Eh? 16:10 is a pretty standard ratio; all Apple laptops have used it since about 2007, for instance (until very recently, when they've gone a little taller) but also many other vendors (usually on the high end; for whatever reason manufacturers do tend to treat taller than 16:9 as a bit of a premium option). It was also effectively the standard ratio for widescreen desktop monitors for most of the noughties.
16:9 on a small laptop screen really is _very_ tight; honestly I kind of miss 4:3 laptop screens but that ship has definitively sailed.
Is your concern about video? Watching TV is probably not most peoples' major use of laptops, and in any case a lot of content is made at ratios _wider_ than 16:9 these days.
At 10% of the market, I'd not say that's standard.
I think it's pretty great because it means less scrolling. I would really prefer to see 4:3 again.
The only thing that comes to mind is killing time by watching videos on social networks sites.
I split Vim side-by-side.
I use Tree Style Tab in Firefox and hide the horizontal tab bar. (If I’m tiling a browser beside something else, I close the tab sidebar most of the time.)

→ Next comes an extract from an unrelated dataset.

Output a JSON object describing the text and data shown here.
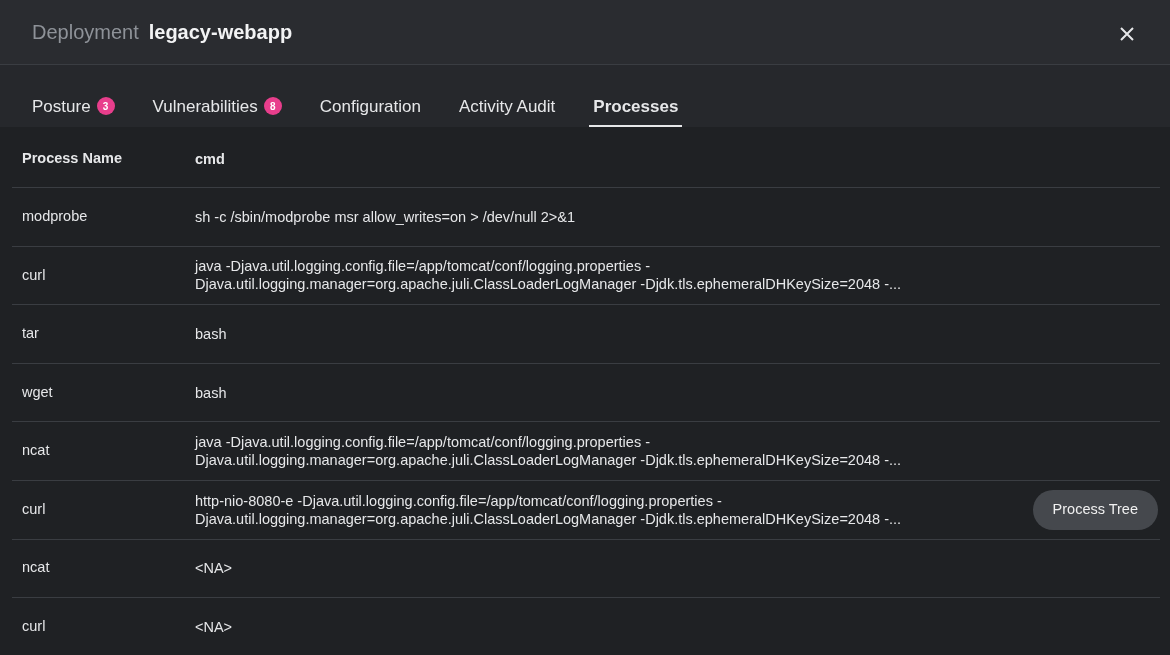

16:9 is fine, so long as you’re set up to be able to use that width.
On my 13.5″ Surface Book, I appreciated its 3:2 aspect ratio, because it was already too narrow to comfortably tile things horizontally anyway, so why not go even more in the tall direction?
On my current 15.6″ 16:9 laptop, I tile and split frequently because it’s comfortable. 16:10 would still be fine, but I do this enough that I believe I’d honestly very slightly prefer 16:9 for its extra centimetre of width (~5 columns in my terminal), even at the cost of 1.5cm of height (~2 rows).
There are advantages and disadvantages to the different ratios in different scenarios.
(Still, I do think that most people would find 16:10 a happier medium at this size. But me, I can effectively use 16:9, though I don’t think I’d want to go any wider.)
Is it? Gee, I wonder why it's the only screen ratio I've seen people use since we moved away from CRT screens until a few years ago when 4k and friends became popular and there was suddenly no standard resolution to expect anymore. Curious that we're all using this inferior ratio for literally all those things all the time.